Dear Anita, thanks for the comments on the blog and the book. I am intrigued by your experiences visiting Jamaica and with Jamaican men. Would you care to write a short blog with some of those experiences to share on this site? A lot of folks seem to come to the site to read about the habits of Jamaican men.
I would love to get your comments on the novel when you are through. I am currently working on the next two, and hope to get at least one of them out in the next few months.
One love
I finished your book on the train home last evening (then started Pao). I had lots of laughs throughout your book as well as despair and disgust. The treatment of dogs even shocked me. A good deal of your story does help me understand the root of Jamaican attitude toward sexual relationships and life in general. Of course there are exceptions to any generalization. I know three loving men and fathers who raised their children alone when the birthmothers took off to the States. They are terrific fathers. I know an old fellow who pass a few years ago. He was married to the same woman for over 50 years. They never had children and he never had any elsewhere. He worshiped his loving Birdie (as he called her). Franklin was his name and he worked at the resort I frequent since it was built in the early 70’s. He was in his late 70’s when he died. I miss him and his stories. That is where I first heard of many Duppy stories and learned the proper way to roast a breadfruit.

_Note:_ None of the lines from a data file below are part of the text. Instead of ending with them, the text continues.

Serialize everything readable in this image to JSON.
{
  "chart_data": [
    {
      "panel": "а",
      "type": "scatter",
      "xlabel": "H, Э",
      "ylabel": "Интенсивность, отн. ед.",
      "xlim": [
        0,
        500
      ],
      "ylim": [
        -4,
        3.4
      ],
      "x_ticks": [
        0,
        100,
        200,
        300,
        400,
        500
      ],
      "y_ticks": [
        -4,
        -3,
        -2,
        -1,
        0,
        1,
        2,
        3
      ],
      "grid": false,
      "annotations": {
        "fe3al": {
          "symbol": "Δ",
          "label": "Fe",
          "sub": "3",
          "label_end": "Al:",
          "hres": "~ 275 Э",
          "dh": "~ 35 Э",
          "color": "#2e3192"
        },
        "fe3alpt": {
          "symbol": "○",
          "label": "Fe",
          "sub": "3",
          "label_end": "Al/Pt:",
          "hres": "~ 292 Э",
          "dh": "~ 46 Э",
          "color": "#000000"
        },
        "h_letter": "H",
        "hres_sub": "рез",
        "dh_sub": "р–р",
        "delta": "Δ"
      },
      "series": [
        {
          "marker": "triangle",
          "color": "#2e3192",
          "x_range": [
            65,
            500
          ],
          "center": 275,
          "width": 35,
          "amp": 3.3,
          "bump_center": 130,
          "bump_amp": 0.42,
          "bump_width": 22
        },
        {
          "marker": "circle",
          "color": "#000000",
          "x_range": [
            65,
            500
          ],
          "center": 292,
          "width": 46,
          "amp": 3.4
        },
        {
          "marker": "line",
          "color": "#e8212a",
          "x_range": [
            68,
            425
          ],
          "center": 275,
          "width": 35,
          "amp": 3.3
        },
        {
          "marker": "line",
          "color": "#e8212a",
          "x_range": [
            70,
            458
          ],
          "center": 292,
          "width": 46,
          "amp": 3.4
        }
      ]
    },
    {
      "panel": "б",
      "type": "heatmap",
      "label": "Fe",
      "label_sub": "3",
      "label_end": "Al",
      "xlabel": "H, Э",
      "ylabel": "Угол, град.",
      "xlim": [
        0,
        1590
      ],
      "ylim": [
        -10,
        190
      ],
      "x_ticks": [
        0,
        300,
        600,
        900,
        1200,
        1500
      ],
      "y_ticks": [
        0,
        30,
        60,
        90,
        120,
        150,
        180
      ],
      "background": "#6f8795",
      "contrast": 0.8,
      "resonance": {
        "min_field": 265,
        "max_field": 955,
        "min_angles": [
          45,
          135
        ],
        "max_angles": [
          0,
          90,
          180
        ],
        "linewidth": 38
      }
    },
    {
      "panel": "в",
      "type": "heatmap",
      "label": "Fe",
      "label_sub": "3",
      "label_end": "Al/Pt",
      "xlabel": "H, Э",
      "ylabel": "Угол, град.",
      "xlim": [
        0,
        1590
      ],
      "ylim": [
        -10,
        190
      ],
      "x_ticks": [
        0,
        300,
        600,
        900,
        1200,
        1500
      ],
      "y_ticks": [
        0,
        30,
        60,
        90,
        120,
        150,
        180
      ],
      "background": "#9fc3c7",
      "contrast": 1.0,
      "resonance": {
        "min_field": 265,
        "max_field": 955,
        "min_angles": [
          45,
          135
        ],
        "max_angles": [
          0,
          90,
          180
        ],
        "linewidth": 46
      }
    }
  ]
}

Over all I enjoyed reading your book. One thing the books lacked was answers. Damn man I need some answers. How the heck you get out of that horrible place? What takes you around the world? What kind of consulting? What happened when you did meet your father? Why semicolon? Look forward to your next books. I found your book while looking for historical novels about Jamaica on Amazon…seems to be a shortage of them.
As far a blogging goes I’m totally inexperienced and really don’t think I’m qualified. I’d be ok with sharing some stories with you here from time to time
Thanks again Anita, I appreciate your time to read the novel and also to provide this useful feedback. (Incidentally, if you have a moment and could copy/paste your comments on Amazon – http://www.amazon.com/Disposable-People-Inspired-true-events/product-reviews/1467922730/ref=sr_cr_hist_all?ie=UTF8&showViewpoints=1) that could be helpful.) I would love to hear some of your stories. You can send to me directly if you wish at my email. I could update you on a few of your questions that way also
. One love
Thanks for the Amazon comment.
One love
I am a man. I could never cheat. Sooner cut off my p****. But the (admittedly small) number of women in my life have all been cheaters. Violent too. So I give up on them. My ex-wife even moved in with another man while we were still together! When she dies (presuming she goes first) I’m having a party. Cheaters destroy families and lives. My family and my life. They are no better than child molesters. They should be chemically castrated. Why do people (Thais, Jamaicans, Germans, whatever) cheat? The same reason they steal, rape, murder etc. Because they are bad people who only care about themselves and have no concept of the rights or feelings of other people. They think that their lives, feelings and urges are the only things worth worrying about. Bad people, plain and simple. If there was any justice they would all get AIDS.
I found out by experience that jamaican are the worst, they will have a whole family tucked somewhere else, and you will be the last one to know. The signs will be there, then the africans are next. They get that green card then it’s a wrap!!!!,,,
I can’t imagine what your experiences must have been like Tonya, but thanks for sharing your thoughts.